At first Laurel was annoyed by a smart, fierce girl named Daphne who, instead of stumbling as she read the Latin aloud, actually read the lines in dactylic hexameters. It was just possible that the fierce girl would be her first new friend.

Then they pointed out all the jokes. Or were they jokes?  When Apollo pursues the nymph Daphne, he huffs and puffs, out of shape, while she runs much faster..

Daphne said, “I like the the silly repetition of Apollo’s use of the vocative and imperative: ‘Daughter of Peneus,  I pray,  Wait!’ and then a few lines later he varies the phrase with, ‘  Nymph, wait!”

Laurel added,”And it’s very funny when he goes on to say,  ‘I beg you, run more slowly and curb your flight, then I myself will chase you more slowly.”

“You both make good points,” said Mrs. B.  “And your interpretation of the text is splendid. Ovid is flexible, the most flexible and accomplished of poets. But his version of Apollo and Daphne is problematic.  Is it sunny and comical?  Or is it a tense, dramatic commentary on a woman’s resistance to sexual violence?”
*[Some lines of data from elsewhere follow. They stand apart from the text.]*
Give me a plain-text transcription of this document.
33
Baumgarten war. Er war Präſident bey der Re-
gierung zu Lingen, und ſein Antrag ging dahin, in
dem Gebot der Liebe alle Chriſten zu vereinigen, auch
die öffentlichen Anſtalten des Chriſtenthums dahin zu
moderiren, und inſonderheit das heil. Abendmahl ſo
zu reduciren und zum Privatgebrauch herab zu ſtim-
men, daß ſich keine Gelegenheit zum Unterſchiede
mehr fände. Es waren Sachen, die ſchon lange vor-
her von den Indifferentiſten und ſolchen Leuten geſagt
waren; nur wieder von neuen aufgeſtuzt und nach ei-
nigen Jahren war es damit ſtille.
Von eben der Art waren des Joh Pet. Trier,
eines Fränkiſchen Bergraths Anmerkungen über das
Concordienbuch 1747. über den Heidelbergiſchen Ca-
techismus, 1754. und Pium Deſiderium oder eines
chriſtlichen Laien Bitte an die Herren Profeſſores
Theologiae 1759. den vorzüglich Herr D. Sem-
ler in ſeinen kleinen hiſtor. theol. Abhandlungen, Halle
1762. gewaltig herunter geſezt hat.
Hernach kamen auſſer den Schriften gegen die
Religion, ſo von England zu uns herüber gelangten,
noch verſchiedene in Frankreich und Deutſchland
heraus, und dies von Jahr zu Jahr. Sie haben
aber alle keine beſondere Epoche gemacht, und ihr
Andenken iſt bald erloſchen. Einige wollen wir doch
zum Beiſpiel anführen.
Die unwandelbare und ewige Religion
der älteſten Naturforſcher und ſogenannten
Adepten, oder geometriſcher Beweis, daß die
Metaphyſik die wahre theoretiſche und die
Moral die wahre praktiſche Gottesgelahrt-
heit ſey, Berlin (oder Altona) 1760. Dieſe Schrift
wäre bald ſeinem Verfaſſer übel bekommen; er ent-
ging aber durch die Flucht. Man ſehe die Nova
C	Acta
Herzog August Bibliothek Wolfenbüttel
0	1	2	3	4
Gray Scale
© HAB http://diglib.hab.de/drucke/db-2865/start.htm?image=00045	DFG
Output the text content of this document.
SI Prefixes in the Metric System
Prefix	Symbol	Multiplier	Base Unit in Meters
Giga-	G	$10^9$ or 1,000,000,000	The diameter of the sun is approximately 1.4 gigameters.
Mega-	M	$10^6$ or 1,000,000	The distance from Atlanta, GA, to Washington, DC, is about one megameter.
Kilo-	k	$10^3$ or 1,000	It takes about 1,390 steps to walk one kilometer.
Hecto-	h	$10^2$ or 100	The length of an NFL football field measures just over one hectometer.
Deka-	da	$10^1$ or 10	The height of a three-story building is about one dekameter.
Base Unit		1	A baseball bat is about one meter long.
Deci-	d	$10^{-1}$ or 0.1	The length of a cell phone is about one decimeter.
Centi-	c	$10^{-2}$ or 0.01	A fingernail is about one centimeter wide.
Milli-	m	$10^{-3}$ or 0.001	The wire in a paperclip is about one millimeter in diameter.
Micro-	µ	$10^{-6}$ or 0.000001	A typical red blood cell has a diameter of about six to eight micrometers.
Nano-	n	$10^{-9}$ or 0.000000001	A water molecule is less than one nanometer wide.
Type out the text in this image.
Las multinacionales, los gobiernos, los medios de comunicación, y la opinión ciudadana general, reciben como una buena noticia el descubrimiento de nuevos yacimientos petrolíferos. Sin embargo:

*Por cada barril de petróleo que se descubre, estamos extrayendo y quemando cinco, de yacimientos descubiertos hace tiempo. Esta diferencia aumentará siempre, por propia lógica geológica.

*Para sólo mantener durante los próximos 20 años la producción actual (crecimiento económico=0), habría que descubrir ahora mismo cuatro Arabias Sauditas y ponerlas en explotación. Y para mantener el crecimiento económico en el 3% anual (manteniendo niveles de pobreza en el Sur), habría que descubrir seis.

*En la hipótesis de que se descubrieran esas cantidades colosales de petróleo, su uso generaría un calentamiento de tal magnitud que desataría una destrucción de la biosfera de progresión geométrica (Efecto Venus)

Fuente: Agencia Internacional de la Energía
“Daphne said, “Well, Cupid does shoot Apollo with an arrow of love and Daphne with an arrow of repulsion. But she is a mess, and I’ll bet she stinks, too, from all that running. And the wreath holds her rumpled hair ‘without law.’  That sounds unattractive. As for Apollo, he’s sweating and out-of-shape, struggling to keep up with her, so it is funny. “

“Hey, one thing I noticed,” Laurel said, “is that Daphne is turned into a laurel tree, so Daphne over there (she nodded at her competitor) is like the nymph, and I’m Laurel, the tree, so we’re doppelgängers.”

Daphne grudgingly laughed.  She’d hoped they’d be pitiless rivals, but now she, too, realized they’d be friends.  She said, “Poor Daphne!  What did it feel like to be turned into a tree?”

The bell rang, and the two best students left together.

There was, however, a setback in their friendship a few weeks later. One day, Daphne came out of the restroom into the dark hall and almost collided with Laurel, who was leaning against a locker making out with someone Laurel thought might be Kevin. 

“Jesus, it’s not like the whole school can’t see you,” said Daphne.

“Who cares?” Laurel asked.

“Your shirt is unbuttoned.”

Laurel silently took off her shirt and stood there in her camisole. 

“Do you want to be a sex object?” Daphne was appalled, though her own mother was a radical hipster feminist who encouraged her to bring home  boyfriends and would have considered Laurel’s behavior healthy. 

Laurel snorted.  “I am a sex object.”

Then the boy unbuttoned his shirt. Daphne dropped some books in her locker and stormed off to class,.

And then the principal came out of his office and told Laurel to put her shirt on.

Later Laurel apologized to Daphne for making her uncomfortable.  “My mother told me to keep my clothes on.  It’s kind of a thing.”

“Like a trope?  Like a pagan custom?”

“Mainly it’s a way to get kicked out of school.” 

“In that case, we should all take our clothes off.”

“Never mind,” said Laurel.  “This is one of those schools that expels no one.”

And then a boy walked past, leering at Laurel.  She gave him the finger.

“I’m many things,” she told Daphne. “But I refuse to be the school slut.”